13/02/2023
Wie lebt es sich mit der Diagnose Krebs? In unserer aktuellen Ausgabe möchten wir einen Beitrag zu mehr Offenheit im Umgang mit Krebs leisten. Dazu haben wir unter anderem mit Andrea Bänker gesprochen, die als Projektleiterin für Der Wünschewagen Franken/Oberpfalz des Arbeiter-Samariter-Bundes im Landesverband Bayern verantwortlich ist.
“Wenn sich das Leben wendet, treten oftmals unerfüllte Wünsche in den Vordergrund”, berichtet Bänker.

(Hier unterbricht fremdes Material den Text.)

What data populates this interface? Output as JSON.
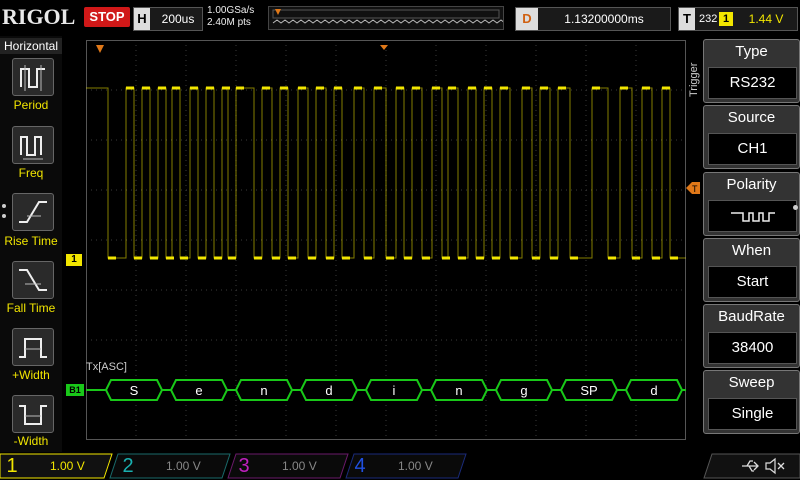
{
  "header": {
    "brand": "RIGOL",
    "run_state": "STOP",
    "horizontal": {
      "label": "H",
      "value": "200us"
    },
    "sample_rate": "1.00GSa/s",
    "mem_depth": "2.40M pts",
    "delay": {
      "label": "D",
      "value": "1.13200000ms"
    },
    "trigger": {
      "label": "T",
      "source_ch": "1",
      "level": "1.44 V",
      "type_code": "232"
    }
  },
  "left_menu": {
    "title": "Horizontal",
    "items": [
      {
        "label": "Period",
        "icon": "period-icon"
      },
      {
        "label": "Freq",
        "icon": "freq-icon"
      },
      {
        "label": "Rise Time",
        "icon": "rise-time-icon"
      },
      {
        "label": "Fall Time",
        "icon": "fall-time-icon"
      },
      {
        "label": "+Width",
        "icon": "pos-width-icon"
      },
      {
        "label": "-Width",
        "icon": "neg-width-icon"
      }
    ]
  },
  "right_menu": {
    "vertical_title": "Trigger",
    "items": [
      {
        "title": "Type",
        "value": "RS232"
      },
      {
        "title": "Source",
        "value": "CH1"
      },
      {
        "title": "Polarity",
        "value": ""
      },
      {
        "title": "When",
        "value": "Start"
      },
      {
        "title": "BaudRate",
        "value": "38400"
      },
      {
        "title": "Sweep",
        "value": "Single"
      }
    ]
  },
  "waveform": {
    "ch1_marker": "1",
    "bus_marker": "B1",
    "bus_label": "Tx[ASC]",
    "decoded": [
      "S",
      "e",
      "n",
      "d",
      "i",
      "n",
      "g",
      "SP",
      "d"
    ],
    "colors": {
      "ch1": "#f2e600",
      "bus": "#19c819",
      "trigger": "#e07818",
      "grid": "#3a3a3a"
    }
  },
  "channels": [
    {
      "num": "1",
      "scale": "1.00 V",
      "color": "#f2e600",
      "active": true
    },
    {
      "num": "2",
      "scale": "1.00 V",
      "color": "#19b0b0",
      "active": false
    },
    {
      "num": "3",
      "scale": "1.00 V",
      "color": "#c020c0",
      "active": false
    },
    {
      "num": "4",
      "scale": "1.00 V",
      "color": "#2050e0",
      "active": false
    }
  ],
  "status_icons": [
    "usb-icon",
    "speaker-muted-icon"
  ]
}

Die Initiative möchte hier Abhilfe schaffen: “Die Wünschewagen des Arbeiter-Samariter-Bunds bringen schwerstkranke Menschen noch einmal an einen persönlich bedeutsamen Ort – zu einem Familientreffen, zum Konzert der Lieblingsband oder noch ein letztes Mal ans Meer. Wie bei unserem Fahrgast Harald, der schwer an Krebs erkrankt ist und dessen großer Wunsch es war, noch einmal das Meer zu sehen. Das Team vom ASB-Wünschewagen Franken/Oberpfalz organisierte Unterkunft und Palliativ-Versorgung vor Ort – und brachte Harald sorgenfrei an sein Wunschziel Usedom. Die Sonne im Gesicht und der Wind in den Haaren machten die Zeit dort perfekt.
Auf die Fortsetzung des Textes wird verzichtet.